Wherever Stanley Kubrick is, he’s beaming at Paul Thomas Anderson.

Anderson’s There Will Be Blood brilliantly resurrects Kubrick’s uncompromising, uncomfortable approach to the rawness of human existence, his penchant for the pleasures of literary pacing and his best filmmaking flourishes.

For the first 20 minutes, there’s virtually no dialogue — only sound effects, human grunts and ominous buzzes, drones and hums of a Jonny Greenwood score that evokes 20th-century composers. (The Radiohead guitarist used too many non-original classical cues to qualify for an Oscar, but pagan percussion and pizzicato strings make this 2007’s most organic, integral score.)

And like the prologue apes of 2001: A Space Odyssey, Blood’s characters fall prey to their worst nature in the shadow of a mammoth object (here, oil rigs).

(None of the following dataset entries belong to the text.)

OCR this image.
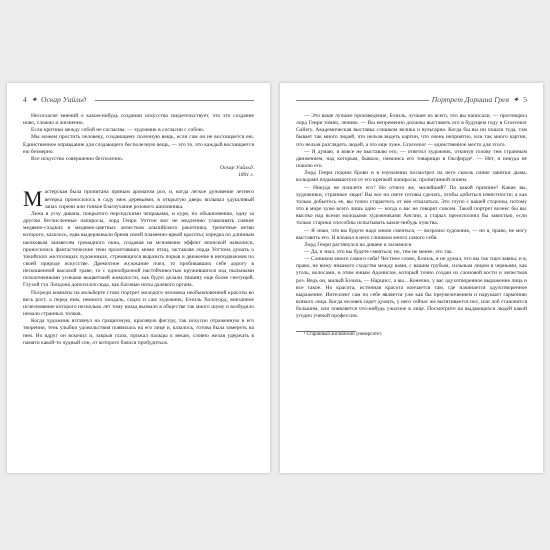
4 ✦ Оскар Уайльд

Несогласие мнений о каком-нибудь создании искусства свидетельствует, что это создание ново, сложно и жизненно.

Если критики между собой не согласны, — художник в согласии с собою.

Мы можем простить человеку, создающему полезную вещь, если сам он не восхищается ею. Единственное оправдание для создающего бесполезную вещь, — это то, что каждый восхищается ею безмерно.

Все искусство совершенно бесполезно.

Оскар Уайльд.

1891 г.

Мастерская была пропитана пряным ароматом роз, и, когда легкое дуновение летнего ветерка проносилось в саду меж деревьями, в открытую дверь вплывал удушливый запах сирени или тонкое благоухание розового шиповника.

Лежа в углу дивана, покрытого персидскими чепраками, и куря, по обыкновению, одну за другою бесчисленные папиросы, лорд Генри Уоттон мог не медлению улавливать сияние медвяно-сладких и медвяно-цветных лепестков альпийского ракитника, трепетные ветви которого, казалось, едва выдерживали бремя своей пламенно-яркой красоты; изредка по длинным шелковым занавесям громадного окна, создавая на мгновение эффект японской живописи, проносились фантастические тени пролетавших мимо птиц, заставляя лорда Уоттона думать о токийских желтолицых художниках, стремящихся выразить порыв и движение в неподвижном по своей природе искусстве. Дремотное жужжание пчел, то пробивавших себе дорогу в нескошенной высокой траве, то с однообразной настойчивостью кружившихся над пыльными позолоченными усиками выцветшей жимолости, как будто делали тишину еще более гнетущей. Глухой гул Лондона доносился сюда, как басовые ноты далекого органа.

Посреди комнаты на мольберте стоял портрет молодого человека необыкновенной красоты во весь рост, а перед ним, немного поодаль, сидел и сам художник, Бэзиль Холлуорд, внезапное исчезновение которого несколько лет тому назад вызвало в обществе так много шуму и возбудило немало странных толков.

Когда художник взглянул на грациозную, красивую фигуру, так искусно отраженную в его творении, тень улыбки удовольствия появилась на его лице и, казалось, готова была замереть на нем. Но вдруг он вскочил и, закрыв глаза, прижал пальцы к векам, словно желая удержать в памяти какой-то чудный сон, от которого боялся пробудиться.

Портрет Дориана Грея ✦ 5

— Это ваше лучшее произведение, Бэзиль, лучшее из всего, что вы написали, — проговорил лорд Генри томно, лениво. — Вы непременно должны выставить его в будущем году в Grosvenor Gallery. Академическая выставка слишком велика и вульгарна. Когда бы вы ни пошли туда, там бывает так много людей, что нельзя видеть картин, что очень неприятно, или так много картин, что нельзя разглядеть людей, а это еще хуже. Grosvenor — единственное место для этого.

— Я думаю, я вовсе не выставлю его, — ответил художник, откинув голову тем странным движением, над которым, бывало, смеялись его товарищи в Оксфорде¹. — Нет, я никуда не пошлю его.

Лорд Генри поднял брови и в изумлении посмотрел на него сквозь синие завитки дыма, кольцами подымавшегося от его крепкой папиросы, пропитанной опием.

— Никуда не пошлете его? Но отчего же, милейший? По какой причине? Какие вы, художники, странные люди! Вы все на свете готовы сделать, чтобы добиться известности; а как только добьетесь ее, вы точно стараетесь от нее отказаться. Это глупо с вашей стороны, потому что в мире хуже всего лишь одно — когда о вас не говорят совсем. Такой портрет вознес бы вас высоко над всеми молодыми художниками Англии, а старых преисполнил бы завистью, если только старики способны испытывать какие-нибудь чувства.

— Я знаю, что вы будете надо мною смеяться, — возразил художник, — но я, право, не могу выставить его. Я вложил в него слишком много самого себя.

Лорд Генри растянулся на диване и засмеялся.

— Да, я знал, что вы будете смеяться; но, тем не менее, это так.

— Слишком много самого себя! Честное слово, Бэзиль, я не думал, что вы так тщеславны; и я, право, не вижу никакого сходства между вами, с вашим грубым, сильным лицом и черными, как уголь, волосами, и этим юным Адонисом, который точно создан из слоновой кости и лепестков роз. Ведь он, милый Бэзиль, — Нарцисс, а вы... Конечно, у вас одухотворенное выражение лица и все такое. Но красота, истинная красота кончается там, где начинается одухотворенное выражение. Интеллект сам по себе является уже как бы преувеличением и нарушает гармонию всякого лица. Когда человек сядет думать, у него сейчас же вытягивается нос, или лоб становится большим, или появляется что-нибудь ужасное в лице. Посмотрите на выдающихся людей какой угодно ученой профессии.

¹ Старинный английский университет.
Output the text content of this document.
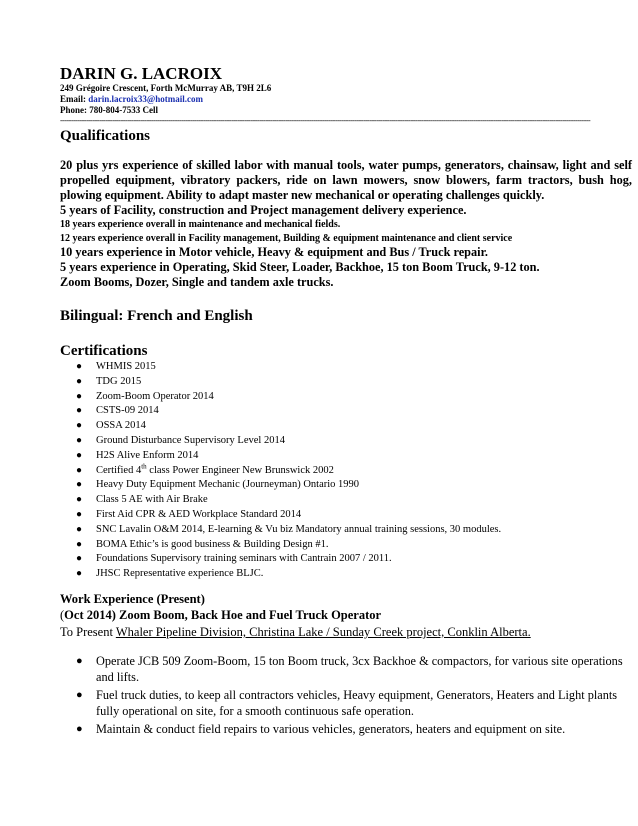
DARIN G. LACROIX
249 Grégoire Crescent, Forth McMurray AB, T9H 2L6
Email: darin.lacroix33@hotmail.com
Phone: 780-804-7533 Cell
-----------------------------------------------------------------------------------------------------------------------------------------------------------------------------------------------------------------------------------------------------
Qualifications
20 plus yrs experience of skilled labor with manual tools, water pumps, generators, chainsaw, light and self propelled equipment, vibratory packers, ride on lawn mowers, snow blowers, farm tractors, bush hog, plowing equipment. Ability to adapt master new mechanical or operating challenges quickly.
5 years of Facility, construction and Project management delivery experience.
18 years experience overall in maintenance and mechanical fields.
12 years experience overall in Facility management, Building & equipment maintenance and client service
10 years experience in Motor vehicle, Heavy & equipment and Bus / Truck repair.
5 years experience in Operating, Skid Steer, Loader, Backhoe, 15 ton Boom Truck, 9-12 ton.
Zoom Booms, Dozer, Single and tandem axle trucks.
Bilingual: French and English
Certifications
● WHMIS 2015
● TDG 2015
● Zoom-Boom Operator 2014
● CSTS-09 2014
● OSSA 2014
● Ground Disturbance Supervisory Level 2014
● H2S Alive Enform 2014
● Certified 4th class Power Engineer New Brunswick 2002
● Heavy Duty Equipment Mechanic (Journeyman) Ontario 1990
● Class 5 AE with Air Brake
● First Aid CPR & AED Workplace Standard 2014
● SNC Lavalin O&M 2014, E-learning & Vu biz Mandatory annual training sessions, 30 modules.
● BOMA Ethic’s is good business & Building Design #1.
● Foundations Supervisory training seminars with Cantrain 2007 / 2011.
● JHSC Representative experience BLJC.
Work Experience (Present)
(Oct 2014) Zoom Boom, Back Hoe and Fuel Truck Operator
To Present Whaler Pipeline Division, Christina Lake / Sunday Creek project, Conklin Alberta.
● Operate JCB 509 Zoom-Boom, 15 ton Boom truck, 3cx Backhoe & compactors, for various site operations and lifts.
● Fuel truck duties, to keep all contractors vehicles, Heavy equipment, Generators, Heaters and Light plants fully operational on site, for a smooth continuous safe operation.
● Maintain & conduct field repairs to various vehicles, generators, heaters and equipment on site.
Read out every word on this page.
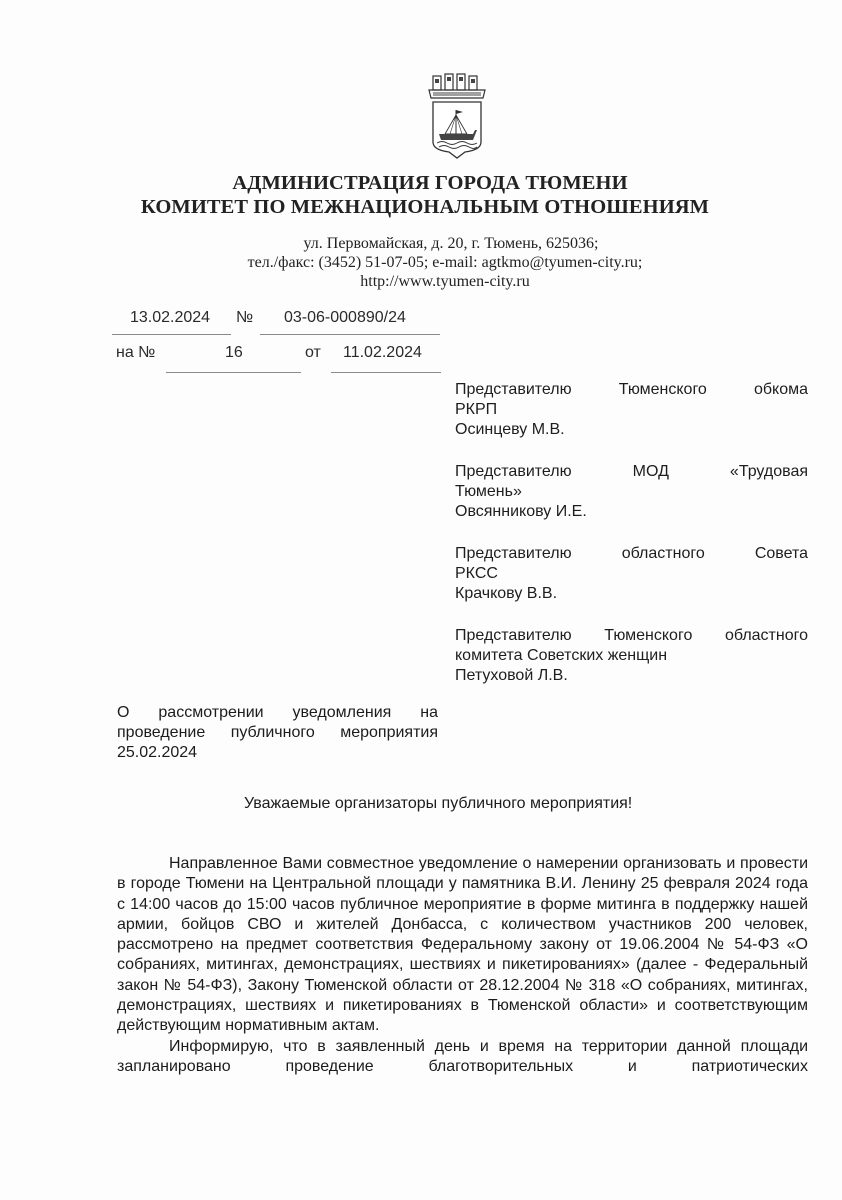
АДМИНИСТРАЦИЯ ГОРОДА ТЮМЕНИ
КОМИТЕТ ПО МЕЖНАЦИОНАЛЬНЫМ ОТНОШЕНИЯМ
ул. Первомайская, д. 20, г. Тюмень, 625036;
тел./факс: (3452) 51-07-05; e-mail: agtkmo@tyumen-city.ru;
http://www.tyumen-city.ru
13.02.2024 № 03-06-000890/24
на №	16	от 11.02.2024
Представителю Тюменского обкома
РКРП
Осинцеву М.В.
Представителю МОД «Трудовая
Тюмень»
Овсянникову И.Е.
Представителю областного Совета
РКСС
Крачкову В.В.
Представителю Тюменского областного
комитета Советских женщин
Петуховой Л.В.
О рассмотрении уведомления на
проведение публичного мероприятия
25.02.2024
Уважаемые организаторы публичного мероприятия!

Направленное Вами совместное уведомление о намерении организовать и провести в городе Тюмени на Центральной площади у памятника В.И. Ленину 25 февраля 2024 года с 14:00 часов до 15:00 часов публичное мероприятие в форме митинга в поддержку нашей армии, бойцов СВО и жителей Донбасса, с количеством участников 200 человек, рассмотрено на предмет соответствия Федеральному закону от 19.06.2004 № 54-ФЗ «О собраниях, митингах, демонстрациях, шествиях и пикетированиях» (далее - Федеральный закон № 54-ФЗ), Закону Тюменской области от 28.12.2004 № 318 «О собраниях, митингах, демонстрациях, шествиях и пикетированиях в Тюменской области» и соответствующим действующим нормативным актам.

Информирую, что в заявленный день и время на территории данной площади запланировано проведение благотворительных и патриотических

Yet Blood’s monolith is a man.

Daniel Plainview (Daniel Day-Lewis) has lied with body broken in the earth’s bowels to pursue his dream of mining America’s oil resources and lining his pockets. Caked in blood, oil and sweat at the 20th century’s turn, it’s clear Plainview has paid his proverbial dues. But at what personal cost, these spoils of commerce and ownership, becomes the film’s ferocious question.

Anderson’s filmography has frustrated as many filmgoers as it’s elated; Boogie Nights, Magnolia and Punch-Drunk Love all are flashy, brash pieces of modern-pop ambition, yet some of their many brilliant moments felt stumbled upon. Consistent maturity and patience in Blood, though, is all practiced rhythm, not a lucky improvisational accident. Anderson slowly cranks the vice on claustrophobic internal tension in a period piece that’s sumptuous and snarling all at once.

It’s the byproduct of a collaboratively clear connection with Day-Lewis. The actor, whose resume is built on superlatives, offers titanic, transcendent work here that’s more just his latest career-best. Few actors could work in such an elite echelon of envelopment on such a decrepit character, but Day-Lewis fascinates us with every facet of Plainview’s corrosive style and corroding soul.

Resembling Burt Lancaster at fighting weight, Plainview is not a speculator in the now-relic era of American oil prospecting. That would suggest something to fall back on. Plainview is a true oilman, out to build an empire. And by the time 1911 rolls around, he easily could be the great-grandfather to Frank T.J. Mackey, the misanthropic “motivational” sleaze of Magnolia.

Plainview’s suggestion of success is hypnotically subliminal, and Anderson leaves his camera fixed on this pied piper of prosperity while he woos with wheeling deals of striking it rich by striking oil. As much a rush to hear as it is for Plainview to speak in his clipped Jack Palance brogue, this is salesmanship that strikes trepidation and fear, but also respect, in its marks.

That includes Plainview’s “son” H.W. (Dillon Freasier), to whom Plainview became a dad after a prospecting partner’s sudden, swift accident. Whether Plainview’s parental decision is about pursuing property or patriarchal intent beautifully blossoms beneath the surface of the story.

When Plainview doesn’t get his way in Little Boston, Calif., it’s more a life intrusion than a business interruption. Told about an ocean of oil underneath this simple, small town, Plainview travels there only to learn there are no days of rest for Eli Sunday (Paul Dano), his egotistic equal.

Little Boston’s fervent teen preacher, Eli isn’t one to back down — seemingly timid with a squeaking voice, he’s impulsive and impetuously obsessed with his influence. With folded hands and shifty hesitance, Dano gives a fine performance of slow-burn simmer and shyster maneuvering.

Eli’s attempts to entwine Plainview’s oil work with the church’s financial future force a merciless collision of fanaticism, greed, family, desperation and commerce — the story of a century’s changing face with roots in shattering, personal tragedy.

Blood commingles commodities of oil and religion, yet modern-day metaphors aren’t an aim. Loosely adapted from Upton Sinclair’s novel Oil!, it showcases a fascinatingly foreign world of bubbling crude in our own land, a landscape filmed with epic grandeur by cinematographer Robert Elswit.

All those open spaces lead to vast opportunity that’s inviting and deceptive. Using Sinclair as a springboard, Anderson has woven a masterful tale of the parallels and disconnections between primal bloodlust and a life of luxury. Both the movie and the man that sit at the center of that idea are a marvel to watch, and Blood easily stakes a claim as both 2007’s best film and a classic for our time.